Como um tradicional personagem da
Dreamworks, a protagonista, a menina Eep, irá desafiar seu meio em benefício de
uma conquista pessoal – ou coletiva, dentro da lógica dos projetos do estúdio. Mas
aqui o argumento está assegurado pelas circunstâncias da sucessão de acontecimentos
de tal época. A menina adolescente irá contra todos os preceitos duramente
defendidos pelo pai, as tais ações que repelem ameaças. Fuga. Grug acredita que
estes preceitos tradicionais são os responsáveis por garantir-lhes a vida, já
que outras tribos foram dizimadas quando se expuseram sob a lua.
O pavor ao novo ecoa em várias
representações, fazendo coro com o mito da caverna de Platão, ilustrado na
narrativa enquanto alusão ao desejo de descobertas tencionados pela heroína. O
lado de fora, o desprendimento do passado – do que essencialmente são – em
benefício da evolução, como a cena em que as mãos dos personagens soltam uma
rocha para se arriscar no mundo, é um curtíssimo momento que edifica a obra, não
se tratando unicamente de mais uma animação pra buscar mera recreação, mas ser
minimamente relevante enquanto um registro histórico – embora esteja longe,
longíssimo, de ser infimamente fiel. A cena se repete duas vezes com
personagens distintos – geracionais –, demonstrando o quão difícil fora tal
processo de libertação através do tempo.
Vai ainda mais longe quando o
herói grosseiro – um Shrek das cavernas – percebe que sua força bruta já não é
o bastante, obrigando-se ao uso do raciocínio, fundamental para a salvação da
espécie, encontrando ferramentas que possam ser usadas em vantagem.
Acompanhamos o processo de seleção natural no meio do caos da separação
continental. Todos saem em busca da luz, o sol como expoente, distante e
inalcançável. Pensa-se no domínio sobre ele com a descoberta do fogo. Isto é
representado por um outro personagem apresentado após conhecermos devidamente o
universo Neandertal.
A Dreamworks, mais do que nunca,
investiu na concepção de seus personagens, caracterizando seus trejeitos e
dicções, desde o modo de falar até o de se expressar, sem delicadezas.

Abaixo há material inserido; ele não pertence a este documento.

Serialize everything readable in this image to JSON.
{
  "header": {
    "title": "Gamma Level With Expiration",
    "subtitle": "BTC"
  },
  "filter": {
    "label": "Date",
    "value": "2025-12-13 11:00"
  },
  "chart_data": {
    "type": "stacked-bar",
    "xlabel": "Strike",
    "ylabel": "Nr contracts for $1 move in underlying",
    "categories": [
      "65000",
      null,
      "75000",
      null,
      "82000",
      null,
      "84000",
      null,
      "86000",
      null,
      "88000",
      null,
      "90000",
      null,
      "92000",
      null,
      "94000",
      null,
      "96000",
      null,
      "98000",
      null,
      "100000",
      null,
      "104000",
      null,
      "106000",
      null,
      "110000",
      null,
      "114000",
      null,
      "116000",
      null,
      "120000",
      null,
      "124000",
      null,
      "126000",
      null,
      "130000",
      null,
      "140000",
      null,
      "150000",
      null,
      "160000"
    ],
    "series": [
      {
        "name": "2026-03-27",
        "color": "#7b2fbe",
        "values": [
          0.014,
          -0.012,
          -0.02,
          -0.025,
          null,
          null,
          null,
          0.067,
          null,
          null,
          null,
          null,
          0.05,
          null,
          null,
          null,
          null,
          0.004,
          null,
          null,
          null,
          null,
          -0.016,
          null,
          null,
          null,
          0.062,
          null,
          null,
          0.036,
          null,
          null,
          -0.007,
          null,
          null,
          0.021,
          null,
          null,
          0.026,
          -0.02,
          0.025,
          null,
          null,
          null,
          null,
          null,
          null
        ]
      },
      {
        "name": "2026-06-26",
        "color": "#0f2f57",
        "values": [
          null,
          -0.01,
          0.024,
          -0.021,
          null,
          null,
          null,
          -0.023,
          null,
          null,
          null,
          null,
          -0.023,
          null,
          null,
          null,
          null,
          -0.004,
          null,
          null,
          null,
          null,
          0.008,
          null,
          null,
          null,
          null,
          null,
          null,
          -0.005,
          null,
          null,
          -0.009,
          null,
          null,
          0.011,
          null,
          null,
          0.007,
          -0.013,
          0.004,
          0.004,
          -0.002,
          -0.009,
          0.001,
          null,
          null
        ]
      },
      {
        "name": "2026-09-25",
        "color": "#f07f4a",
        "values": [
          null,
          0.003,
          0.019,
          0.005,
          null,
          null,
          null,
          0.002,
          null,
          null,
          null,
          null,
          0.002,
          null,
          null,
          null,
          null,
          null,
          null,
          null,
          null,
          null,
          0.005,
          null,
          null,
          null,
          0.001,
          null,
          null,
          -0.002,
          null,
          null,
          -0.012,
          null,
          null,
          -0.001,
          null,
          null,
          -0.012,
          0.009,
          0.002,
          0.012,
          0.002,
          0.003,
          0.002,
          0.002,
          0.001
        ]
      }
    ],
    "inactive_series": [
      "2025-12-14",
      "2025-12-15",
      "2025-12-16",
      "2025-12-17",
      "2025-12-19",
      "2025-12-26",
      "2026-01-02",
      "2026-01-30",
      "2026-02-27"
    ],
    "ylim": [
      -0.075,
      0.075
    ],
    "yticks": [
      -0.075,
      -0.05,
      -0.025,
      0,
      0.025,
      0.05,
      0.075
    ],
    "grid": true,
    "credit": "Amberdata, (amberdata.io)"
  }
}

O modo
como a família se movimenta, com as mãos tateando o chão, semelhante a um símio,
refuta o modelo visto no garoto solitário – este já adaptado as condições
terrestres –, o corajoso Guy, que os Croods encontram durante uma fuga
inevitável, já que Pangeia estava rachando, comprometendo o refúgio nas
montanhas. É Eep quem descobre o rapaz após decidir dar uma escapada noturna,
imediatamente depois de perceber uma estranha luz dançando na escuridão. O
romance logicamente acontece, porém sem tanta força para tirar o foco da luta
por sobrevivência, funcionando com gags e boas piadas. Também é motivo para Grug,
o paizão protetor, desgostar do estranho Guy. Conflitos sobram.
A elaboração grática da
Dreamworks Animation é outro ponto considerável. O filme é visualmente bonito,
caprichado e detalhado, tanto no cenário que trazem grandes florestas e cânions
até os distintos personagens. Alguns vícios narrativos se mantém, como a
fórmula de trazer um animal que garanta a simpatia do público, se
responsabilizando por 2 ou 3 cenas deslocadas e tornar-se querido pelas
crianças. Há ainda uma cena lindíssima de arte rupestre, quando Grug deixa
algumas marcas nas rochas contando sua história. Basicamente o filme é isso, uma
projeção da transição temporal e cultural de um determinado povo, de maneira
recreativa e criativa, atestando o tempo que, quando presos, julgavam o perigo da
inovação e se mantinham escondidos dentro da caverna, até testemunharem a
realidade, extinguindo a ilusão que os mantinha oprimidos. O grupo então segue
em progresso rumo a lucidez diante o obscurantismo.